El problema de los inmigrantes de Ucrania parece encauzado de momento tras llegar a 300.000 después de las turbulencias de 2014. Rusia ha repartido pasaportes entre los habitantes de las regiones secesionistas del país vecino y, cuenta la activista que en un conflicto entre dos bandos prorrusos en la autodenominada “república popular de Lugansk” fue necesaria la intervención de Tatiana Moskalkova, general de la policía y defensora de los derechos humanos en Rusia con el fin de acoger a los perdedores y defenderlos del bando ganador en aquel territorio separatista. La activista no recuerda que Moscú concediera “asilo político” a nadie, si se exceptúa a Ayaz Mutalíbov, el primer presidente de Azerbaiyán.
Durante la pandemia, AC compra comida para los inmigrantes en apuros y les reparte también dinero para pagar el alquiler, cuenta Gánnushkina.

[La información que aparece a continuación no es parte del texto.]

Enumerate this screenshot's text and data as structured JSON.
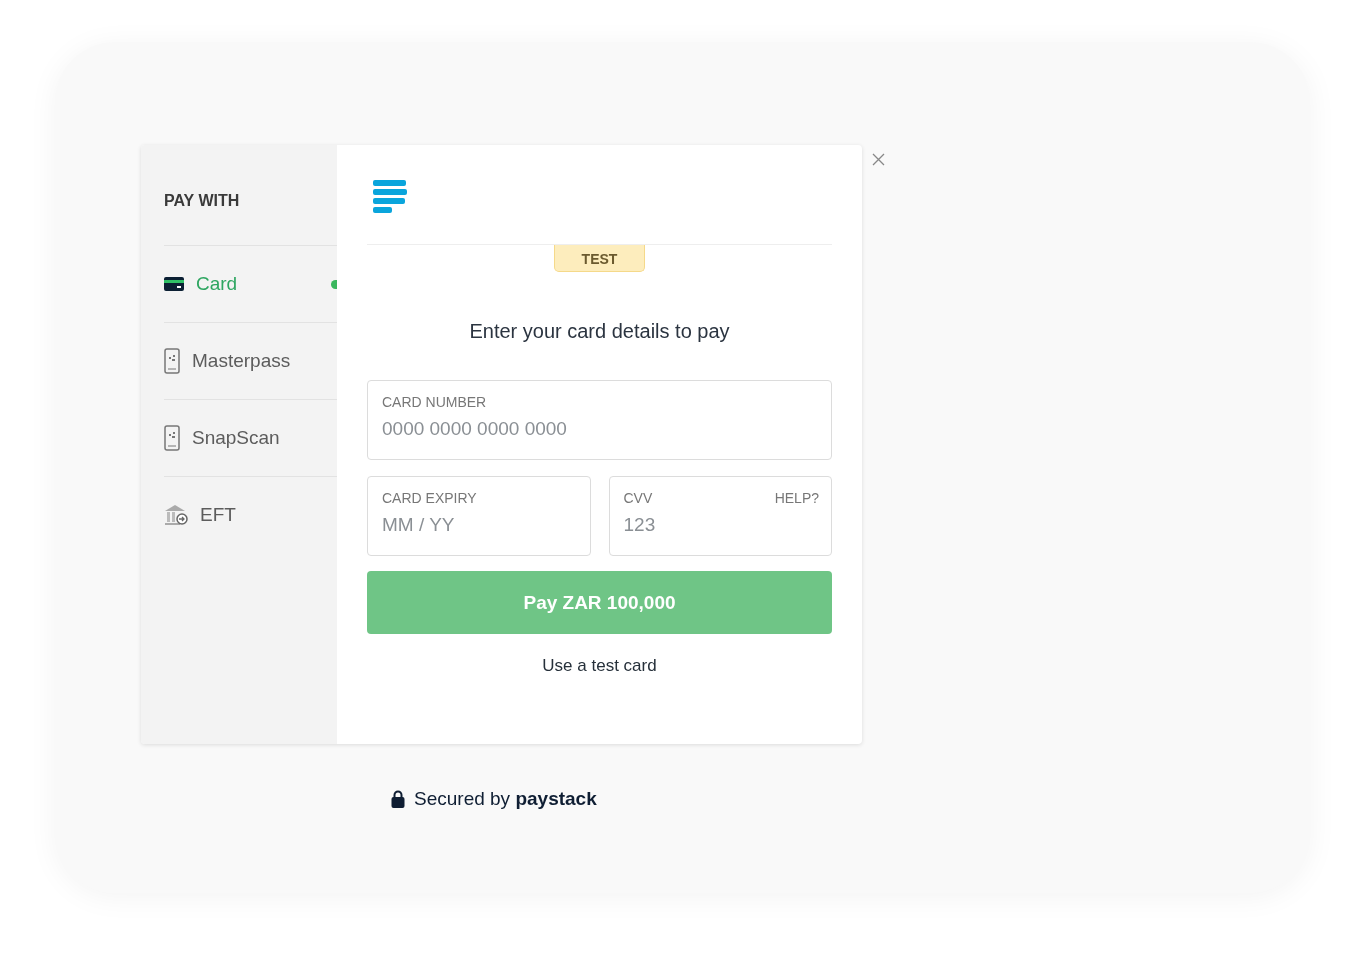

Además, ofrece los servicios de un médico y en este punto la Administración municipal de Moscú ha ofrecido medicamentos al “agente extranjero”, cuenta.
LA HISTORIA DE LA INMIGRACIÓN EN RUSIA
La historia de la inmigración en Rusia desde 1991 es un proceso de absorción con muchas turbulencias. Cuando se desintegró la URSS se estimaba que 25 millones de rusos habían quedado fuera de Rusia. No todos volvieron a su tierra de origen, en parte porque Rusia no estaba preparada para recibirlos. En las escasas estadísticas, la categoría de “desplazado forzoso” esconde aún los residuos de aquellos años. “Rusia no solo recibe nuevos contingentes de emigrantes, sino que no ha superado todavía las consecuencias del fin de la URSS”, afirma Svetlana Gánnushkina.
A primeros de enero había 5.353 “desplazados forzosos” en Rusia y en esta cifra se cuentan los restos de los éxodos del Cáucaso y la guerra de Chechenia, explica. A mediados de los noventa, Rusia tenía casi un millón de desplazados y múltiples colas por viviendas, documentos y servicios, pero en la década siguiente las autoridades comenzaron a rebajar las cifras hasta reducirlas drásticamente en 2015. “Son muchos más de los que figuran en las estadísticas”, sentencia.